Lars Aronsson, 12/03/19 22:27:
Is spell checking (and a normal dictionary) the only useful tool?
I'm not sure it's the only or most useful, but it's definitely common.
Would you count the number of spelling errors, or the ratio of errors to correct words? Has anyone done this?
It's routinely done by OCR software, and in fact if I remember correctly such information is stored in DjVu files (the uncertain words are marked).
In practice, such information is most useful when preparing the files for upload to Wikisource, because you can minimise your manual work by checking that the OCR was mostly successful and if not try with different settings. I thought we had such information in https://en.wikisource.org/wiki/Category:File_creation_help but seems not.
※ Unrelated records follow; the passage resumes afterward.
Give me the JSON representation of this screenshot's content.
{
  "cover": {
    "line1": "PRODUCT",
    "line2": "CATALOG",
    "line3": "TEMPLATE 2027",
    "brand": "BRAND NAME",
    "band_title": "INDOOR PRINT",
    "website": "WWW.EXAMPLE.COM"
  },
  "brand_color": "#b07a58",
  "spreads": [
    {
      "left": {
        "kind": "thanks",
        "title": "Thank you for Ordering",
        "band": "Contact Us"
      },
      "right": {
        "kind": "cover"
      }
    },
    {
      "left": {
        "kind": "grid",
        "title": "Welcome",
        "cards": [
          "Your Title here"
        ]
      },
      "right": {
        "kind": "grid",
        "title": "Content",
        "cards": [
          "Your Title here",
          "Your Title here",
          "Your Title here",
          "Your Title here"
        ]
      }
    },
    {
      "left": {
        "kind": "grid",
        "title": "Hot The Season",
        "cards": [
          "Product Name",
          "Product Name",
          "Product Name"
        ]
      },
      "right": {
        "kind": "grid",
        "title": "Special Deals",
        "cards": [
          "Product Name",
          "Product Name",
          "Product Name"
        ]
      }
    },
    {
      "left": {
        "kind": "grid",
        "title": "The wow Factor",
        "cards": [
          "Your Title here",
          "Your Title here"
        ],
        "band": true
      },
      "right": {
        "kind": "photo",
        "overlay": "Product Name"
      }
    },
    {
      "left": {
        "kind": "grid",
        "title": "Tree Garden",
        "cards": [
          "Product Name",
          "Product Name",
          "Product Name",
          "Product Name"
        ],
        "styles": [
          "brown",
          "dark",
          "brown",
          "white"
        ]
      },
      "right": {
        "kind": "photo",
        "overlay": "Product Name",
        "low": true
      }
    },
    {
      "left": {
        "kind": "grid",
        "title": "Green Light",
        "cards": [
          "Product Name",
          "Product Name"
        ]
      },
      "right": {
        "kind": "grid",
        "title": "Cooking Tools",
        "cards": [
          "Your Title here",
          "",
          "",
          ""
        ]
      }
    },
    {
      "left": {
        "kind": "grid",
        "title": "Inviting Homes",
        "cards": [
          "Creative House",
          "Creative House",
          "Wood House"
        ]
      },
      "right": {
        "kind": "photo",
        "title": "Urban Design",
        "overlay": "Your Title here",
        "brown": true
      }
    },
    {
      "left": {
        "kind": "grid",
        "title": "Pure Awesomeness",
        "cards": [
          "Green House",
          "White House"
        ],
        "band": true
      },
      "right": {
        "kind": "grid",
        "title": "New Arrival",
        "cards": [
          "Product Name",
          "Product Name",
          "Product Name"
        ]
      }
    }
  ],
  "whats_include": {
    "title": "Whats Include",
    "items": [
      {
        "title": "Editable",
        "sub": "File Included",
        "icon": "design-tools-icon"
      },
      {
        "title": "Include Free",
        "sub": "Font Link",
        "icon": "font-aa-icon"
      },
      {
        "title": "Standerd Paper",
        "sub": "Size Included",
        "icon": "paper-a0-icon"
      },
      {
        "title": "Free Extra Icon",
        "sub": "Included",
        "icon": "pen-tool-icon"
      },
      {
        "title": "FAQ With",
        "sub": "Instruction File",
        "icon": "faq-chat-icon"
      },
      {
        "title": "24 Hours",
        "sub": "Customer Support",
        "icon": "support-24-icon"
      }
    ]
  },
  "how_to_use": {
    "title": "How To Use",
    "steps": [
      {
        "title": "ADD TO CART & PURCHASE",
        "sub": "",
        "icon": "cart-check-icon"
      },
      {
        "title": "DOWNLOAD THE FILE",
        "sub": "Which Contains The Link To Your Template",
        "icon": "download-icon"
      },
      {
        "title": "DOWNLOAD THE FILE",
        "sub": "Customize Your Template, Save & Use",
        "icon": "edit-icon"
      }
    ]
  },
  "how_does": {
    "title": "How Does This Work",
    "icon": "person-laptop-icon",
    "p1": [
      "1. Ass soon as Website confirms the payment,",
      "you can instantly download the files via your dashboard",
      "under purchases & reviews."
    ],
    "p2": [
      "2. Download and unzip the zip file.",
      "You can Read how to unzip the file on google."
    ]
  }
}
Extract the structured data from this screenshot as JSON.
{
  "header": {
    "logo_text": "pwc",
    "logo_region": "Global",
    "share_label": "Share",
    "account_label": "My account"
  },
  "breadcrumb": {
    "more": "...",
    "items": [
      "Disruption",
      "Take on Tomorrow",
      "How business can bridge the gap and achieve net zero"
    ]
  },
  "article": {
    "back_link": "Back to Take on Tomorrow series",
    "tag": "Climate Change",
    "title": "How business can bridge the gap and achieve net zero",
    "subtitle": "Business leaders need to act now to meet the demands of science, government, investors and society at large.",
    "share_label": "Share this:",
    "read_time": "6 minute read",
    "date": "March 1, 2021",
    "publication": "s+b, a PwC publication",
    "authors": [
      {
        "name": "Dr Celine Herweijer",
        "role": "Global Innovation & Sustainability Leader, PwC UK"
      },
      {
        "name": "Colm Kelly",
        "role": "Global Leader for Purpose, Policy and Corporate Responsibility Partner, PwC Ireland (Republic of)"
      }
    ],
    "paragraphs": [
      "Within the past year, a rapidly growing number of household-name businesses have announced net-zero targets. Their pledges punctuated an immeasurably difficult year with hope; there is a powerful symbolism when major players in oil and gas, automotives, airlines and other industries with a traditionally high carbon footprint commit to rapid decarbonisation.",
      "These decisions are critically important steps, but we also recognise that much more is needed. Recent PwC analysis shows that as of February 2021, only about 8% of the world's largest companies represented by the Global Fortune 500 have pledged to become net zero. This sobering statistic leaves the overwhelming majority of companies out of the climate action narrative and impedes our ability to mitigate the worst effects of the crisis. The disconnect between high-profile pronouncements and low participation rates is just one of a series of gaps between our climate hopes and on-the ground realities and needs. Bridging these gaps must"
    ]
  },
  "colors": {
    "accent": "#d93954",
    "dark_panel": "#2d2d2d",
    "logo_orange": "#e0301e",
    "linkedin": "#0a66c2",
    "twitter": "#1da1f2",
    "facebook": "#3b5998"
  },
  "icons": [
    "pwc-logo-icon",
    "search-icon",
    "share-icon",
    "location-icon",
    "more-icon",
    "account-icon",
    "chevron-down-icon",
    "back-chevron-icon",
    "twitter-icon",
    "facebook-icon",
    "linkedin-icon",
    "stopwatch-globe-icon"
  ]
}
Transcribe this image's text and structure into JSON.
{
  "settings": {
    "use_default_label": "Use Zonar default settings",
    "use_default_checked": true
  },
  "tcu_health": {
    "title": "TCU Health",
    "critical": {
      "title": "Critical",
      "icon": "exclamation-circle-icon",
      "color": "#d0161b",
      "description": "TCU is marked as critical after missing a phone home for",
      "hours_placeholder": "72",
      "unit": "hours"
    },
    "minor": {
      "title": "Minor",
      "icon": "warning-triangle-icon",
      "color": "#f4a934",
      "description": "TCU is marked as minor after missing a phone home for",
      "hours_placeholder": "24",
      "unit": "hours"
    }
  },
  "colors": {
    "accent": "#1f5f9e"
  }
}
We discussed this in the long past but I don't remember when. https://strategy.wikimedia.org/wiki/Proposal:Make_Wikisource_scale reminds me that https://www.nla.gov.au/australian-newspaper-plan had an impressive crowdsourcing a decade ago, but I don't see whether it died.
OCR assessment is a well-researched issue so you'll find things like https://www.digitisation.eu/glossary/ground-truth/ but not so much about how to organise a transcription project: http://succeed-project.eu/wiki/index.php/TPDL_Tutorial_State-of-the-art_tools_for_text_digitisation#2._OCR_and_Post-correction claims that VTL was the most promising method back then, but in 2015 we found it was over in 2014. https://lists.wikimedia.org/pipermail/wikisource-l/2015-October/002516.html
Federico